I too would like to know what type is preferred. For SEO the usual answer is 301 but it looks like many sites including gmail.com use a 302.

insomnia said...

we utilize SSI to detect and simply include the correct version of the page to display based off of user agent strings, thus both desktop and mobile versions of a given page have the same url. both have the same content just formatted differently. thoughts on this?

mcsquare.me said...

if you wish o create a mobile version of yopuur site and want to do it the easiest and fastest way you can imagine, you shoul check: http://gmbhnews.com/make-mobile-site/ , it's the easiest and best mobile tool I know.

Marcin said...

can you please confirm what redirection type you recommend: 301 or 302 ? cheers

Prayag Verma said...

I want to redirect my blog to its mobile version (the one google provides ,as it is not being detected by Mobiles normally) .Please give me the code for that purpose.

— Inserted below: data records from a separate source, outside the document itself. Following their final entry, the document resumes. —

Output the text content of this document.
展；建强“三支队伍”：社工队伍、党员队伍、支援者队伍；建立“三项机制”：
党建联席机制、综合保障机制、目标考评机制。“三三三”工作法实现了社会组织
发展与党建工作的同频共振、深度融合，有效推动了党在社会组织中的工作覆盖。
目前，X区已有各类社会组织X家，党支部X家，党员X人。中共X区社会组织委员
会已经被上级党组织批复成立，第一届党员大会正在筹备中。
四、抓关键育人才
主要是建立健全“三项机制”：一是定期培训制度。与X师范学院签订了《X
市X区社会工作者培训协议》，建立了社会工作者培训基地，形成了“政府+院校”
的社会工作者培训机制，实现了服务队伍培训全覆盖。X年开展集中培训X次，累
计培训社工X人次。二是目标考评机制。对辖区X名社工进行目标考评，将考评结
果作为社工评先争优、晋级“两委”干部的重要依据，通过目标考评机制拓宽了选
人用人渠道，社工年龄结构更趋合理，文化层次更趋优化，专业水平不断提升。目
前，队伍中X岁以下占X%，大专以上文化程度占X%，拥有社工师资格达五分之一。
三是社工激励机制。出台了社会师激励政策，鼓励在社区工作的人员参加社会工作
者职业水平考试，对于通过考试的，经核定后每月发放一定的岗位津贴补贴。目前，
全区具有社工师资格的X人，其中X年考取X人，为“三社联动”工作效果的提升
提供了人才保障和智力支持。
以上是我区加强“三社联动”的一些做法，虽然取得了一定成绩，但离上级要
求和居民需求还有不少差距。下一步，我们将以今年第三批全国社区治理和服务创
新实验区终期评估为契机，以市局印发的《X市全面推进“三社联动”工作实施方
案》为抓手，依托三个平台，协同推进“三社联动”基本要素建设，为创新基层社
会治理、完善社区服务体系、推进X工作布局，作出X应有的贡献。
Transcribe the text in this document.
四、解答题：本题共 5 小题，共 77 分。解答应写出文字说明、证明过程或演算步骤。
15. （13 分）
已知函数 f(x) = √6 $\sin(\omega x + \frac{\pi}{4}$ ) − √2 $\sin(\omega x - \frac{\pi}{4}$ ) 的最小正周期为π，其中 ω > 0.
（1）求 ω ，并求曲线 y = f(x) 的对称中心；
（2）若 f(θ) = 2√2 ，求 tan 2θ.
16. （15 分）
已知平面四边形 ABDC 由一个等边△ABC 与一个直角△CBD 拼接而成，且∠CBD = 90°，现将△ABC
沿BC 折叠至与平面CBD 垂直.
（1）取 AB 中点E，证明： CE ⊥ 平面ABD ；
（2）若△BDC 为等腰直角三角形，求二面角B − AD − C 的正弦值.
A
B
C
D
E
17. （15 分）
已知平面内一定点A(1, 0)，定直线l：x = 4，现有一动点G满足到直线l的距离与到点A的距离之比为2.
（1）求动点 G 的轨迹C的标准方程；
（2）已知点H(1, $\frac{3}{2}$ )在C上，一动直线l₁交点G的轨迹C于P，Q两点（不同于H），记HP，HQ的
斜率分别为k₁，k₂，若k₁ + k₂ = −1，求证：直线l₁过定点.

Like if my Blog URL is blogname.blogspot.com

I want it to redirect to blogname.blogspot.com/?m=1

Satya said...

Awesome post . help me to understand the concept of the mobile browsing.

All Vinyl Siding and Windows Greensboro NC said...

I am using Google sites for my web site www.allvinyl.info
How can I Point it to a different site for mobile version? I know they have a change to mobile view , but I like the mobile view I made more.

sergiuliano said...

What about websites developed with Responsive Design technology? How will google see those sites? as being mobile friendly or not ?

Google Webmaster Central said...

Hi everyone,

Since over a year has passed since we published this post, we're closing the comments to help us focus on the work ahead. If you still have a question or comment you'd like to discuss, free to visit and/or post your topic in our Webmaster Central Help Forum.